Even when I was young, I cared a lot more about the subjects of books than anything else. I would have welcomed more of an opportunity to follow my passions. This is what the greater availability of titles in E could mean—especially when so many libraries are cash-strapped.
I haven’t crawled much lately and won’t comment on that. But in the opposite vein, I’d point to a YouTube where a child regards a paper magazine as a broken iPad. Depends to a great extent on what children get used to. In the end, isn’t it better for children and families to enjoy more options, not fewer? And ideally learn to love both paper and digital books?
For now, the real message I’ve picked up from some true specialists, teachers, including my sister, is the need for parent-child bonding and active interaction with the child. What really counts, in the end, is less the medium than the way it’s used. I’d totally agree with those worried about the electronic bells and whistles distracting from the words and pictures.
> There is something qualitatively different about looking at a picture, lit by reflected light, on a physical page as opposed to looking at a luminous screen. It hits and affects the brain differently.

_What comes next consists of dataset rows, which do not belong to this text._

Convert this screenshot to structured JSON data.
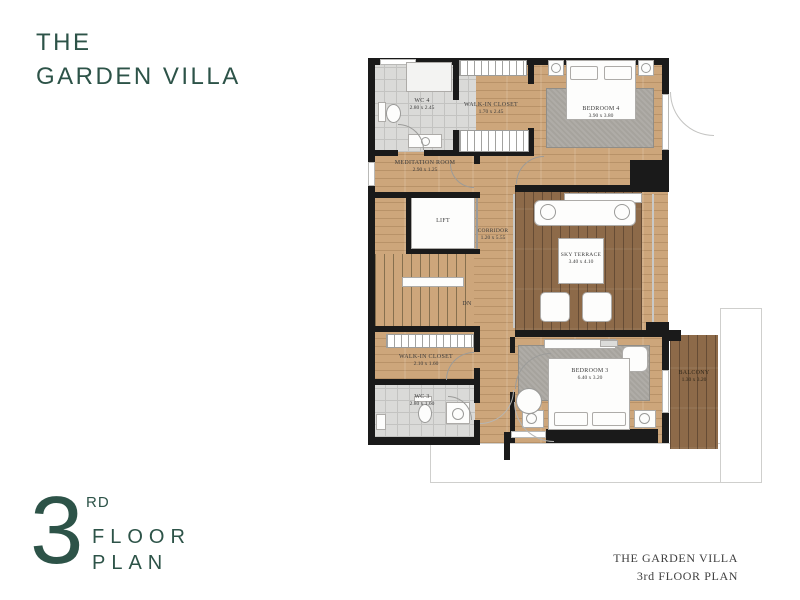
{
  "title": {
    "line1": "THE",
    "line2": "GARDEN VILLA"
  },
  "floor_badge": {
    "number": "3",
    "ordinal": "RD",
    "word1": "FLOOR",
    "word2": "PLAN"
  },
  "footer": {
    "line1": "THE GARDEN VILLA",
    "line2": "3rd FLOOR PLAN"
  },
  "colors": {
    "accent": "#2d5348",
    "wall": "#1a1a1a",
    "wood": "#cda67b",
    "deck": "#8d6a49",
    "tile": "#dadad8"
  },
  "rooms": {
    "wc4": {
      "name": "WC 4",
      "dims": "2.80 x 2.45"
    },
    "closet4": {
      "name": "WALK-IN CLOSET",
      "dims": "1.70 x 2.45"
    },
    "bedroom4": {
      "name": "BEDROOM 4",
      "dims": "3.90 x 3.80"
    },
    "meditation": {
      "name": "MEDITATION ROOM",
      "dims": "2.90 x 1.25"
    },
    "lift": {
      "name": "LIFT",
      "dims": ""
    },
    "corridor": {
      "name": "CORRIDOR",
      "dims": "1.20 x 5.55"
    },
    "terrace": {
      "name": "SKY TERRACE",
      "dims": "3.40 x 4.10"
    },
    "stairs": {
      "name": "DN",
      "dims": ""
    },
    "closet3": {
      "name": "WALK-IN CLOSET",
      "dims": "2.10 x 1.60"
    },
    "wc3": {
      "name": "WC 3",
      "dims": "2.80 x 1.60"
    },
    "bedroom3": {
      "name": "BEDROOM 3",
      "dims": "6.40 x 3.20"
    },
    "balcony": {
      "name": "BALCONY",
      "dims": "1.30 x 3.20"
    }
  }
}
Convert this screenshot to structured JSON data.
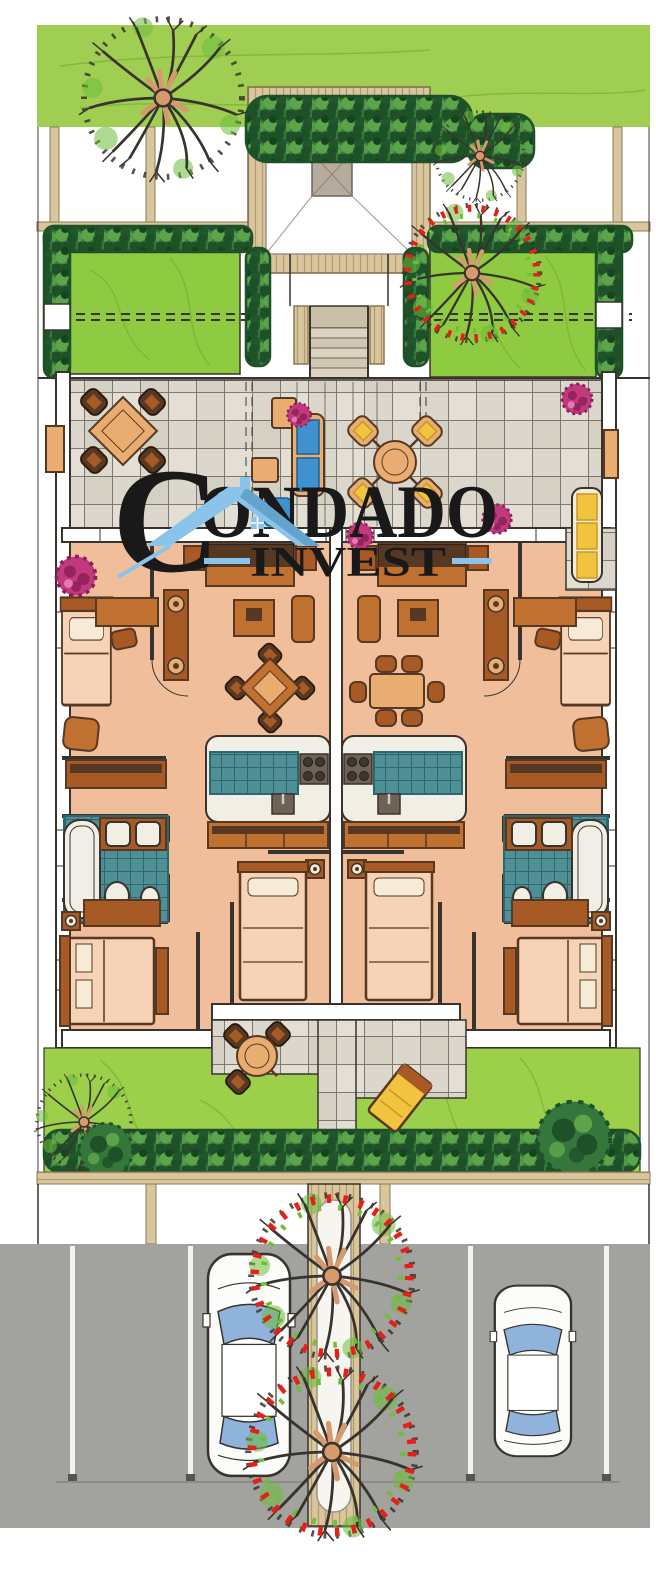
{
  "watermark": {
    "initial": "C",
    "rest": "ONDADO",
    "sub": "INVEST"
  },
  "palette": {
    "ink": "#38332C",
    "lawnStrip": "#A0CE53",
    "lawnGarden": "#8FCB40",
    "lawnBack": "#9CD04B",
    "grassLine": "#6FA832",
    "hedgeDark": "#1E5128",
    "hedgeMid": "#35763B",
    "hedgeLight": "#61A94C",
    "tan": "#D9C69D",
    "tanLine": "#B29C6E",
    "tanEdge": "#8A7A52",
    "tile": "#DBD7CC",
    "tileLight": "#E8E4DB",
    "tileDark": "#CEC9BD",
    "tileLine": "#5E594F",
    "floor": "#F0BE9B",
    "floorLight": "#F6D3B6",
    "wood": "#C0702F",
    "woodMid": "#A85A26",
    "woodDark": "#573822",
    "tableTan": "#E9AD72",
    "cream": "#F6EBD7",
    "teal": "#4F8F96",
    "tealLine": "#2E666E",
    "fixture": "#F1EEE6",
    "stove": "#6E6257",
    "magenta": "#C23A7E",
    "magentaDark": "#8C2058",
    "yellow": "#F2C33E",
    "yellowDeep": "#C89A1E",
    "blue": "#3E92D0",
    "asphalt": "#A2A29F",
    "glassBlue": "#8FB3DA",
    "carWhite": "#FCFCFB",
    "logoBlack": "#191919",
    "logoBlue": "#8AC4EA",
    "logoBlueDark": "#5D9EC7",
    "flowerRed": "#E32119",
    "leafGreen": "#6CBE3B",
    "trunk": "#D69A6E",
    "planterWhite": "#F7F5F0"
  },
  "icons": {
    "tree": "deciduous-tree",
    "flowering_tree": "flowering-tree",
    "shrub": "round-shrub",
    "pink_shrub": "flowering-shrub",
    "car": "car-top-view"
  }
}
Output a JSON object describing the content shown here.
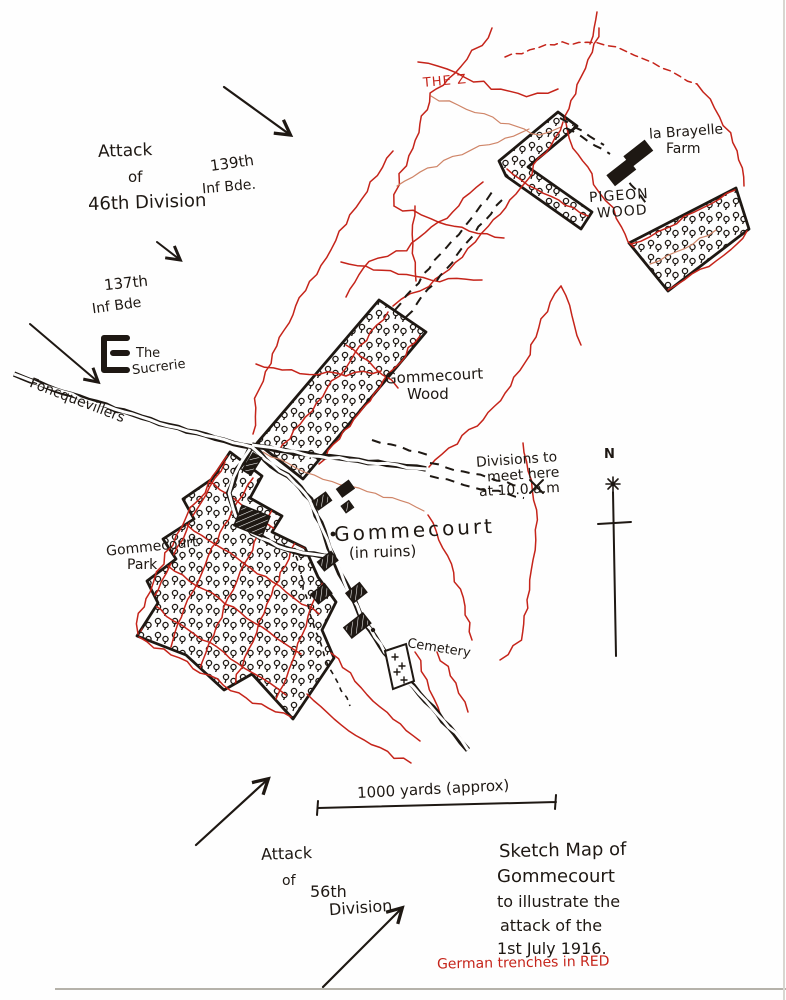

E Ink-style technologies do use reflected light. So in the end there is absolutely no differences in that respect. While LCDs are the main show now for people wanting color e-books, this will change in the future as E Ink and the like improve. In fact, speaking of page flipping, even that feature may come to e-books in time, with hundreds of pages available for an unlimited number of changes of content. Meanwhile, I’d love to see publishers of children’s books experiment with colorful progress bars at the bottoms of pages to indicate where the child is in the book.
On another matter, yes, I’m delighted that you like the general idea of a well-stocked national digital library for the whole country rather than just the elite. The toddler angle is just one example of the possibilities here; we’d agree on many and perhaps most of the others. So hang around. I’d find a complete consensus not only to be boring but also counter-productive—in that some great new solutions can come out of friendly debate. For now, I myself am frustrated over having been born too early. Would that I have grown up with all the additional choices that e-books offer!